South Korea says it plans to bring back a key military agreement with North Korea in a bid to ease tensions that have soared over Pyongyang’s nuclear programme and its growing ties with Russia.
Marking the 80th anniversary of Korea’s liberation from Japanese colonial rule, President Lee Jae-myung used a televised address on Friday to announce he would restore the September 19 Military Agreement, first signed in 2018. That deal had aimed to reduce border hostilities and build military trust between the two Koreas.
The agreement collapsed in late 2023 after Seoul partially suspended it in protest against a North Korean military satellite launch. Pyongyang then tore up the deal entirely, re-arming the Demilitarized Zone and rebuilding guard posts.

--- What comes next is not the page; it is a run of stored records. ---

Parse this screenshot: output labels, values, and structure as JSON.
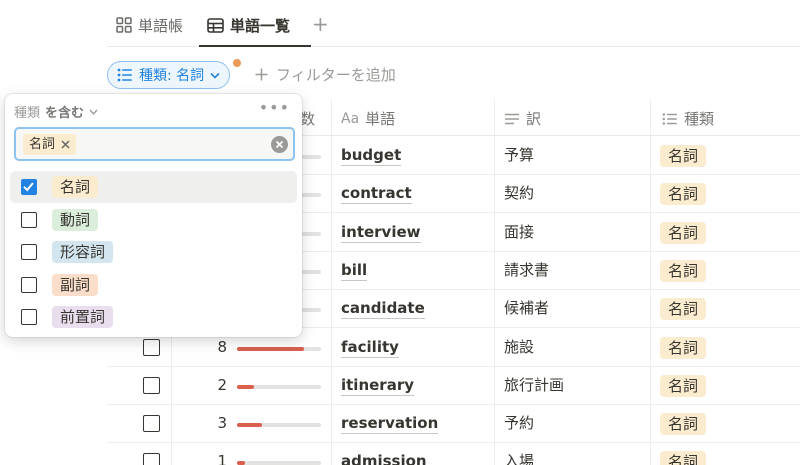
{
  "tabs": [
    {
      "label": "単語帳",
      "icon": "gallery-icon",
      "active": false
    },
    {
      "label": "単語一覧",
      "icon": "table-icon",
      "active": true
    }
  ],
  "filter": {
    "chip_label": "種類: 名詞",
    "add_filter_label": "フィルターを追加"
  },
  "table": {
    "headers": {
      "count": "数",
      "word": "単語",
      "word_prefix": "Aa",
      "translation": "訳",
      "type": "種類"
    },
    "rows": [
      {
        "count": "",
        "progress": 0.12,
        "word": "budget",
        "translation": "予算",
        "type": "名詞"
      },
      {
        "count": "",
        "progress": 0.12,
        "word": "contract",
        "translation": "契約",
        "type": "名詞"
      },
      {
        "count": "",
        "progress": 0.12,
        "word": "interview",
        "translation": "面接",
        "type": "名詞"
      },
      {
        "count": "",
        "progress": 0.12,
        "word": "bill",
        "translation": "請求書",
        "type": "名詞"
      },
      {
        "count": "",
        "progress": 0.12,
        "word": "candidate",
        "translation": "候補者",
        "type": "名詞"
      },
      {
        "count": "8",
        "progress": 0.8,
        "word": "facility",
        "translation": "施設",
        "type": "名詞"
      },
      {
        "count": "2",
        "progress": 0.2,
        "word": "itinerary",
        "translation": "旅行計画",
        "type": "名詞"
      },
      {
        "count": "3",
        "progress": 0.3,
        "word": "reservation",
        "translation": "予約",
        "type": "名詞"
      },
      {
        "count": "1",
        "progress": 0.1,
        "word": "admission",
        "translation": "入場",
        "type": "名詞"
      }
    ]
  },
  "dropdown": {
    "header_property": "種類",
    "header_operator": "を含む",
    "selected_tag": "名詞",
    "options": [
      {
        "label": "名詞",
        "checked": true,
        "color": "#fbecd0"
      },
      {
        "label": "動詞",
        "checked": false,
        "color": "#dbeddb"
      },
      {
        "label": "形容詞",
        "checked": false,
        "color": "#d3e5ef"
      },
      {
        "label": "副詞",
        "checked": false,
        "color": "#fadec9"
      },
      {
        "label": "前置詞",
        "checked": false,
        "color": "#e8deee"
      }
    ]
  },
  "colors": {
    "accent": "#2383e2",
    "noun_tag": "#fbecd0",
    "progress_bar": "#d9604f"
  }
}
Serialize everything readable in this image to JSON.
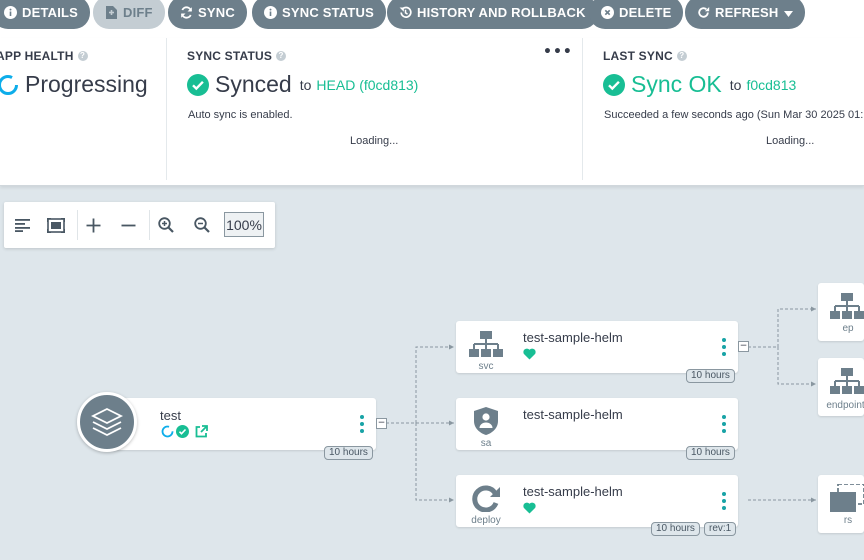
{
  "toolbar": {
    "details": "DETAILS",
    "diff": "DIFF",
    "sync": "SYNC",
    "sync_status": "SYNC STATUS",
    "history": "HISTORY AND ROLLBACK",
    "delete": "DELETE",
    "refresh": "REFRESH"
  },
  "app_health": {
    "title": "APP HEALTH",
    "status": "Progressing",
    "loading": ""
  },
  "sync_status": {
    "title": "SYNC STATUS",
    "status": "Synced",
    "to": "to",
    "revision": "HEAD (f0cd813)",
    "note": "Auto sync is enabled.",
    "loading": "Loading...",
    "menu": "•••"
  },
  "last_sync": {
    "title": "LAST SYNC",
    "status": "Sync OK",
    "to": "to",
    "revision": "f0cd813",
    "note": "Succeeded a few seconds ago (Sun Mar 30 2025 01:",
    "loading": "Loading..."
  },
  "graph_tools": {
    "zoom": "100%"
  },
  "graph": {
    "root": {
      "name": "test",
      "age": "10 hours"
    },
    "nodes": [
      {
        "name": "test-sample-helm",
        "kind": "svc",
        "age": "10 hours",
        "rev": ""
      },
      {
        "name": "test-sample-helm",
        "kind": "sa",
        "age": "10 hours",
        "rev": ""
      },
      {
        "name": "test-sample-helm",
        "kind": "deploy",
        "age": "10 hours",
        "rev": "rev:1"
      }
    ],
    "children": [
      {
        "kind": "ep"
      },
      {
        "kind": "endpoints"
      },
      {
        "kind": "rs"
      }
    ]
  },
  "colors": {
    "synced": "#18be94",
    "progressing": "#0dadea",
    "button": "#6d7f8b",
    "background": "#dee6eb"
  }
}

Lee’s softer approach is a sharp contrast to his predecessor, conservative president Yoon Suk-yeol, who was ousted earlier this year and jailed after briefly imposing martial law. Since winning a snap election in June, Lee has made clear he wants dialogue, not confrontation.
One of his first steps was halting the use of loudspeakers blasting K-pop and propaganda messages across the border. Earlier this month, South Korea began dismantling those sound systems, while Seoul’s Joint Chiefs of Staff claimed the North was doing the same.
But Pyongyang has pushed back. On Thursday, Kim Yo Jong, sister of leader Kim Jong Un and a powerful political voice in her own right, accused the South of misleading its people about any supposed thaw.
The Korean Peninsula remains technically at war, decades after the 1950–53 conflict ended with an armistice rather than a peace treaty.